Sergio Ortiz-Luis Jr., president of the Philippine Exporters Confederation Inc. (Philexport), said that Philippine manufacturing is stuck with relatively low-technology processes in sectors such as food, beverages, handicrafts, footwear and clothing because of the relatively low interest of the country in innovation and its meager spending on technology development.
In contrast, Malaysia, Singapore and South Korea are engaged largely in the manufacture of high-technology products.
Ortiz-Luis called on the government to raise the budget for science and technology, promote research and development (R&D) among SMEs and to enable the country’s transition to a knowledge-based, innovation-driven economy.
According to a Unesco report, the Philippines’ budget for science and technology amounts to only 0.09 percent of the country’s gross domestic product (GDP), behind Singapore’s 2.2 percent; Malaysia, 0.63 percent; Thailand, 0.25 percent; and Vietnam, 0.19 percent.

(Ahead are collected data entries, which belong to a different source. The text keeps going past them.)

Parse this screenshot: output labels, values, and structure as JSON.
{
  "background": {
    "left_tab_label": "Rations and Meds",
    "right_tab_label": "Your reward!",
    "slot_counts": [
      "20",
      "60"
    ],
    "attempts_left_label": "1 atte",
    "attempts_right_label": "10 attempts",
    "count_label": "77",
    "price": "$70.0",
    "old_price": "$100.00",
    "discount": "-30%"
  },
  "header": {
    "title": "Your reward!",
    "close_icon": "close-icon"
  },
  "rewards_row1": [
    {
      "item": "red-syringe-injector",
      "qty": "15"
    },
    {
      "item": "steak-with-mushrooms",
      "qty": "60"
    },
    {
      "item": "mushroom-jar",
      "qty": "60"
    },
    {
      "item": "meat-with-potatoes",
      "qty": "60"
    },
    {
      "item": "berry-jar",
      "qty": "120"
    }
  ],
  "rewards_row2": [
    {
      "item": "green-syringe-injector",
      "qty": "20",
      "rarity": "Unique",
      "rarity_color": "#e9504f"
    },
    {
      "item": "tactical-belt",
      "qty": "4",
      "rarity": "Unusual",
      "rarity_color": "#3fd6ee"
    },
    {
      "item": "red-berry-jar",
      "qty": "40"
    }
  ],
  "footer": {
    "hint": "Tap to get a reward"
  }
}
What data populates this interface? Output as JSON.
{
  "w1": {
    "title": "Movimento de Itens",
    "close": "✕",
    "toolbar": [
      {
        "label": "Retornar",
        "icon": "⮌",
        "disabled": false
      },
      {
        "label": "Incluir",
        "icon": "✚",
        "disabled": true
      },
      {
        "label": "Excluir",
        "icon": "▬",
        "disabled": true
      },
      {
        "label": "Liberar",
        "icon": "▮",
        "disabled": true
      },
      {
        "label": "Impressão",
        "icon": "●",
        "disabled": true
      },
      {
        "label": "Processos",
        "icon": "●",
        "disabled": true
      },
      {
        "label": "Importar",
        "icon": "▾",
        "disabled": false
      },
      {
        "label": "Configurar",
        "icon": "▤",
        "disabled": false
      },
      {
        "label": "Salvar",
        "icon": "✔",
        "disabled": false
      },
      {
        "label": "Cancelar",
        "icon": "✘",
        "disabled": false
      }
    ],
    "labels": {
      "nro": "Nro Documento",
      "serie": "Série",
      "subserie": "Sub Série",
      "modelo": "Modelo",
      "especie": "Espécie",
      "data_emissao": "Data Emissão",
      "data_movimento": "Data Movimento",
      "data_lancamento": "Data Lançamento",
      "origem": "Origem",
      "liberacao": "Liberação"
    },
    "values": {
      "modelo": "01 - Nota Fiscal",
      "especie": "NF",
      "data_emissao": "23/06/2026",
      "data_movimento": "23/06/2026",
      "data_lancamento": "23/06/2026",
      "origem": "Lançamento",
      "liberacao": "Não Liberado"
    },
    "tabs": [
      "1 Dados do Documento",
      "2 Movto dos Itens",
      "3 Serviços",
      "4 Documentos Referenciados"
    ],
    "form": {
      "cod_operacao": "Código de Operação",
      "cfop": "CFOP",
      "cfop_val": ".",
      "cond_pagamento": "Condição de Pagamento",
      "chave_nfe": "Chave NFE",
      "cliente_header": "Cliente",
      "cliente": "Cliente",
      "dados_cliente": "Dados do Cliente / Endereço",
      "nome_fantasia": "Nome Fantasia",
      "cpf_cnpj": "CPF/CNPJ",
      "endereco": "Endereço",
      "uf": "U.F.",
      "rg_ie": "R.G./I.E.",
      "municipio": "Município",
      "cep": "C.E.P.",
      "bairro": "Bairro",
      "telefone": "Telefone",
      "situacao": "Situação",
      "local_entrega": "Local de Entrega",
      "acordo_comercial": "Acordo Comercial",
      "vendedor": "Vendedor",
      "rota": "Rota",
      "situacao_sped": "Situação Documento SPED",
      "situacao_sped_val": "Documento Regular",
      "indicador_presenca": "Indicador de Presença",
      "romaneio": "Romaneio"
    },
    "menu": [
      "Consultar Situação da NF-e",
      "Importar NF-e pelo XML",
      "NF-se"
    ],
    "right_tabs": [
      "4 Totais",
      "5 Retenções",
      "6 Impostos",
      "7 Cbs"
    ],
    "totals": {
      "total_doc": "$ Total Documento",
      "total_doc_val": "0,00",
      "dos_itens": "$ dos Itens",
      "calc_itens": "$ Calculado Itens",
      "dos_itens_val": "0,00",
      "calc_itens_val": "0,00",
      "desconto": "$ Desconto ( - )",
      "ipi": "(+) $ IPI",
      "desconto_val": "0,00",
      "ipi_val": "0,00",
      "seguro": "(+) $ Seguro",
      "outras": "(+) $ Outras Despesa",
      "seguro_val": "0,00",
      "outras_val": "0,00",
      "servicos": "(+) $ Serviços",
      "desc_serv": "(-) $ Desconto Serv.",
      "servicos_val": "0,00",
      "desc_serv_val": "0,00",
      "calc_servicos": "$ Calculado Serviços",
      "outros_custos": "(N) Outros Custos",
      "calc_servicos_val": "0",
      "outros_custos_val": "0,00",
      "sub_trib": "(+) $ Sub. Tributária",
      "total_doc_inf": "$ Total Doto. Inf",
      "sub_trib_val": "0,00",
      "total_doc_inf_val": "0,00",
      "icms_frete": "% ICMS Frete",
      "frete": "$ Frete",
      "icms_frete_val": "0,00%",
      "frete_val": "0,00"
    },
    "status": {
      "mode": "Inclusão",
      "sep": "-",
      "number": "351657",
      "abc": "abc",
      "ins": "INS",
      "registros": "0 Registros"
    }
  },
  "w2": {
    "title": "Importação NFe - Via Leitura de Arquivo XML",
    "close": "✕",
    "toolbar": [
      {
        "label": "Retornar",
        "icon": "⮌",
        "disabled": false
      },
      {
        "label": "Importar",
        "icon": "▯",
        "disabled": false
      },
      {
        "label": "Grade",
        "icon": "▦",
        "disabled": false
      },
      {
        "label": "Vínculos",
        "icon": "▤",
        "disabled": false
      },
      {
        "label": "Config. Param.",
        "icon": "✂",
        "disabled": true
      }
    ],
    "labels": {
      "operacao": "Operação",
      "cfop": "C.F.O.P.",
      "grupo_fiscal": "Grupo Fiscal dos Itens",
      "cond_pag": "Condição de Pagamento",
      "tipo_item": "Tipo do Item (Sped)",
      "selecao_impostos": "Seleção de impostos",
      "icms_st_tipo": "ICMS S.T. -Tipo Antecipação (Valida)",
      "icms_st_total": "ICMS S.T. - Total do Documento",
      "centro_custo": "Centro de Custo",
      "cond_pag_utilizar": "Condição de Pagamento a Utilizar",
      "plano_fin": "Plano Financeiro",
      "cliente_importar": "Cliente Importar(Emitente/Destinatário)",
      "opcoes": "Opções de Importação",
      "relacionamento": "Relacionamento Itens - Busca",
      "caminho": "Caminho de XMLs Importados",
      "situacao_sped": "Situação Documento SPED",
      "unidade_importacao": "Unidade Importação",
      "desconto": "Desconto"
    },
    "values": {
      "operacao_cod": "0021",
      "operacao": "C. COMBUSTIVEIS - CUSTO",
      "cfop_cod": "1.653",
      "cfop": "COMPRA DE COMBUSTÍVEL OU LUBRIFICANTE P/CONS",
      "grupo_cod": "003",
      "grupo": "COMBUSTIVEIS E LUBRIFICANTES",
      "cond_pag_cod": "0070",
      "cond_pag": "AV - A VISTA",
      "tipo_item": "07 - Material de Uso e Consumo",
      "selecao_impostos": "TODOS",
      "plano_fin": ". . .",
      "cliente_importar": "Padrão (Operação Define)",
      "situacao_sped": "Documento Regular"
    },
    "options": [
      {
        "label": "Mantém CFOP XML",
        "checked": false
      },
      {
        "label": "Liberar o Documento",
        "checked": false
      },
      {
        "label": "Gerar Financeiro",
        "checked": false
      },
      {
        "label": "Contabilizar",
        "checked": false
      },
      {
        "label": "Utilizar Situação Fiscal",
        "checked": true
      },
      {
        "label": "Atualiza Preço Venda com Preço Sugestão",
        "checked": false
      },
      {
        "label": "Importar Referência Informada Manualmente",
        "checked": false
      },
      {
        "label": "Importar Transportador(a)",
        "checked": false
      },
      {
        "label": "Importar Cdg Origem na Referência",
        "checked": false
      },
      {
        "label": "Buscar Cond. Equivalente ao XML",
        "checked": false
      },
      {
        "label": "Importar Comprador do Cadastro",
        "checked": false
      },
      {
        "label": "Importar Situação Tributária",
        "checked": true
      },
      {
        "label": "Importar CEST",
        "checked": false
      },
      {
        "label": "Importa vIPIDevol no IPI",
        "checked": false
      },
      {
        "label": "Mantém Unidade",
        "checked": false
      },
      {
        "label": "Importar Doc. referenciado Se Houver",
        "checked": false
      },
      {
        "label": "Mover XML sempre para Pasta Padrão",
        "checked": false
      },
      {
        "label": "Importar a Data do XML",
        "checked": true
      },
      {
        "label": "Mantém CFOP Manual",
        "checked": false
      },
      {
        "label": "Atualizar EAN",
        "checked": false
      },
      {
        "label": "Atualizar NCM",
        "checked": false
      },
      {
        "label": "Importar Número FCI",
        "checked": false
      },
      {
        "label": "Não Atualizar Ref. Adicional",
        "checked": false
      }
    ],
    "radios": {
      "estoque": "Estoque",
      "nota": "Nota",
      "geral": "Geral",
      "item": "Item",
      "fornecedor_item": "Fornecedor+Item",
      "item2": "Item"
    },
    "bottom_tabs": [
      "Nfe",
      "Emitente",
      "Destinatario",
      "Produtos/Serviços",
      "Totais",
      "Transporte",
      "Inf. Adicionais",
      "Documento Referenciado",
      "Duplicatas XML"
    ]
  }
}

An innovation-led economy offers “tremendous opportunities” to businesses, professionals, workers and consumers in the Association of Southeast Asian Nations (Asean), whose population is about 600 million, Ortiz-Luis said.
He also stressed that in the Asean blueprint, science and technology and innovation, backed up by R&D, are “the crucial impetus that will promote competitiveness and dynamism of sectors like food, agriculture and forestry and energy,” among others.
“As competition is expected to fiercely increase as we move towards full Southeast Asian integration, our SMEs need to innovate to maintain their market share and to increase their base of customers,” said Philexport-Cebu Executive Director Fred Escalona.
“Philexport Cebu has always professed that the way to go is innovation,” Escalona added.
Investments in both soft and hard IT infrastructure are vital. “Fast and reliable connectivity is important as a cornerstone to businesses, as we transition toward cloud computing, big data, analytics, machine-to-machine technologies and applications, and automation of knowledge work,” said Ortiz-Luis.
He also pushed for measures to encourage students to take up engineering and science and technology courses.
“We support the recommendation to establish science and technology centers of excellence and research and development to support specific industries and address connectivity issues if we want our businesses to be locally, regionally and globally interconnected,” he said.